The final chapter, the palladium of liberty, questions whether the legislated Act was a significant guardian for liberty or not: For the English, maybe; for the Irish, maybe not. The chapter traces the suspension of the writ on grounds of emergency in a series of countries – Canada, Jamaica, India – and also the then independent United States during its Civil War.  Whether in Quebec in the 1830s, England in the 1910s and 1920s, or Kenya in the 1950s, legislation prevented judges from examining the unfettered government detention of people by virtue of their apparent membership in a labelled group. Despite the legislation, some judges did try to stop unfettered detention. Justice Vallieres de Saint-Real tried but failed in Quebec. The Chapter concludes that the writ’s vigour may have peaked in 1780, but that the writ continues to influence public debate.

 

The book’s author notes with sadness that the writ, complete with its limits in times of national security or other necessity, has now moved into the international realm as text of ratified human rights treaties such as the European Convention on Human Rights and Freedoms.
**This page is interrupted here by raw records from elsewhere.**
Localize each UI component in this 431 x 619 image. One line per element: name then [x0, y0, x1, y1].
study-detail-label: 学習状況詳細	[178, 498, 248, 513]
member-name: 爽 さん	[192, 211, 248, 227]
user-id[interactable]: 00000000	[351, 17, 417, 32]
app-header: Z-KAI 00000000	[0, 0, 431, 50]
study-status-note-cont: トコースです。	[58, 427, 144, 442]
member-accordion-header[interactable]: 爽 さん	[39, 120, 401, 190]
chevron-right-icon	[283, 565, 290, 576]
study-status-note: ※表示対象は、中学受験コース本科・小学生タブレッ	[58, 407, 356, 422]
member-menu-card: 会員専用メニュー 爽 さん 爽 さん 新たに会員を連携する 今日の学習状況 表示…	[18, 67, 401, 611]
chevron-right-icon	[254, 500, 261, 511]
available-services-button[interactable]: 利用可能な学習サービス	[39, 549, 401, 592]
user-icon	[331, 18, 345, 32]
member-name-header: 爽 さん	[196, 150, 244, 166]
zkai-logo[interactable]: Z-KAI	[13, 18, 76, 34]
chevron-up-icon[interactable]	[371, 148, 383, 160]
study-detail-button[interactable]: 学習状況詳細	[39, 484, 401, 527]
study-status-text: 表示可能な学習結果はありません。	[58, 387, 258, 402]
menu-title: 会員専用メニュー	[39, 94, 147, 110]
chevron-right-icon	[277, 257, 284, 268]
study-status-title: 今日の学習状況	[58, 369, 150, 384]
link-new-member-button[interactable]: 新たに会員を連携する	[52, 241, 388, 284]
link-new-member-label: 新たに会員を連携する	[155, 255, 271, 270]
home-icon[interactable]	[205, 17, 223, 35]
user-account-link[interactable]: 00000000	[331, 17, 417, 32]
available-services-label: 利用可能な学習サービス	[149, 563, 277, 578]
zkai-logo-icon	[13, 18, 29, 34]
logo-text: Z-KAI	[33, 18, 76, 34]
In 1952 Britain had ratified this European Convention and yet was able to issue a series of draconian colonial edicts in Kenya relating to the Mau Mau movement. If one stopped there, that would justify the book’s rather sad  conclusion about Habeas Corpus.

 

Looking over case law of the human rights treaty bodies from today, I see a picture which is slightly more hopeful. The adaptation of Habeas Corpus into the texts of several international treaties in and of itself transforms this instrument from a mixed bag of laws in former British colonies into a defined world- wide instrument. More than this, it comes with world-wide oversight – albeit weak oversight.  The book’s stories about the colonial governor detaining versus the colonial judge watching share some similarity with the treaty body examining a case of a person whom the government of a Nation State has decided to detain, but there are differences.

 

In 2012 the colonial era has past.  The European Court of Human Rights can now hear cases based on the European Convention on Human Rights and Freedoms. The Council of Europe has some political clout as a pin in the structures allowing European economic cooperation. The UN Human Rights Committee which interprets the UN Covenant on Civil and Political Rights is a bit weaker. Both these treaty bodies are arms-length from the Nation State.  Although national security can set some limits on the right to be brought promptly before a judge who will rule on the lawfulness of a person’s detention, mistaken decisions can go before the international treaty body. The treaty body itself will interpret the extent to which national security can limit the right. And before the treaty body, the “lawfulness” of a detention refers to international lawfulness and not any particular local law in the Nation State. 

 

Habeas Corpus has been transformed into a new global human rights protection which draws not on the fact that one is a subject of the King, but rather on the fact that one is a member of the people of the United Nations. The arms-length independence provides that some agency has the authority to call the State which detains to account and can call for release of a person - even if that agency lacks the power of the King to enforce its judgment.